Evidentemente, que todos son problemas sociales parte de nuestra vida cotidiana con los que hemos aprendido a convivir, pero también remiten a una normalidad social bajo la que transcurre sin pena ni gloria el pasar de los días de nuestra vida. Es decir, un contrato social distópico, pleno de reglas de supervivencia que acatamos y en el que bien hemos aprendido a navegar, resignados sin rechistar.
La idea de contrato social, más que un concepto político entraña una idea intuitiva y central para el mantenimiento de un orden razonable y mutuamente beneficioso para quienes cohabitamos en un mismo espacio: la renuncia a nuestras facultades discrecionales en favor de un orden de derecho que nos permite llevar con cierta certeza nuestros fines individuales.
Una propiedad fundamental de este orden es la provisión de bienes colectivos, sin los cuales es insostenible eso que llamamos «sociedad», no se necesita mayor debate conceptual para entender lo que entraña esta definición: un bien colectivo, es aquel bien que necesita ser producido bajo el concurso o tutela de una autoridad a través de la regulación de las interacciones individuales de los miembros de una sociedad, este tipo de bienes son indispensables para la eclosión del orden civilizatorio y «la industria», como bien intuyó Thomas Hobbes,
En la noción contractualista de Hobbes hay otra intuición importante, y aplicable vale la pena decirlo, para sociedades con cierto equilibrio democrático: la legitimidad del contrato social reside en la delegación (no necesariamente deliberada) consentida y aprobada en favor de una autoridad capaz de organizar la gobernanza de tal manera que produzca estos bienes beneficiosos e indispensables para la libertad individual. Sin este incentivo, no habría mayor motivo para rescindir nuestras facultades instintivas de supervivencia a favor de un orden de convivencia determinado.
Suponer ingenuamente que la «libertad individual» puede ser producida «individualmente» es parte de ese pathos de la modernidad llamado neoliberalismo, el cual borró de su comprensión normativa del mundo esta importante característica racional del orden social y la reemplazó con una caricatura surrealista de un homo economicus capaz de crear esa gran coordinación social merced a su propio interés egoísta.
Un orden predecible y confiable, son bienes colectivos muy preciados, donde no encontremos la muerte en un socavón a mitad de carretera
Un orden predecible y confiable, son bienes colectivos muy preciados, donde no encontremos la muerte en un socavón a mitad de carretera, donde las horas de tráfico producidas por una ausente planificación territorial no continúen siendo una cotidianidad y los bienes más sofisticados, como una universidad pública, logren corregir parte de las desigualdades sociales a través de la provisión de oportunidades educativas.
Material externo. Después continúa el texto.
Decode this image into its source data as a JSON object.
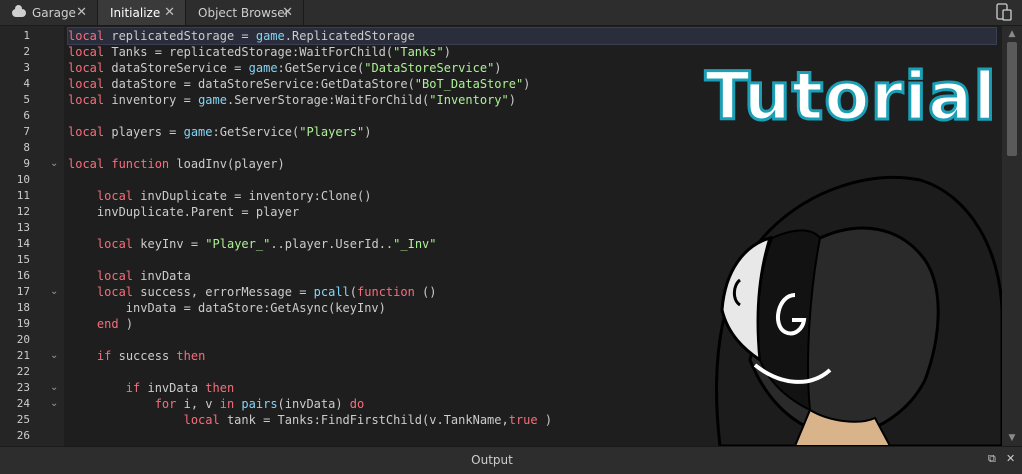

Es por eso que los seres humanos que vivimos en sociedad producimos bienes colectivos, sin embargo, la posibilidad o no de producirlos eficiente y eficazmente no depende únicamente de una suerte de voluntarismo racional que a veces se pretende desde las teorías del «diseño institucional», un verdadero diseño de las instituciones no puede eludir el análisis de las denominadas «instituciones profundas», las reglas informales y esa especie de memoria social y cultural del como conducir y legitimar las relaciones que guían y orientan a los individuos en situaciones concretas.
Podrán desfilar señoritos y timadores, oportunistas mesiánicos y demás fauna depredadora en el sainete democrático de cada cuatro años, distintas caras, la misma función, vale la pena perder el tiempo en despotricar, desperdiciar nuestras energías cuando hay un guion que necesita ser refundado desde sus cimientos contractuales. Y esto implica, evidentemente, comprender y repensar el papel que nosotros mismos jugamos en esta tragicomedia, entender cual es el tipo de acción política que esté más allá de las apariencias.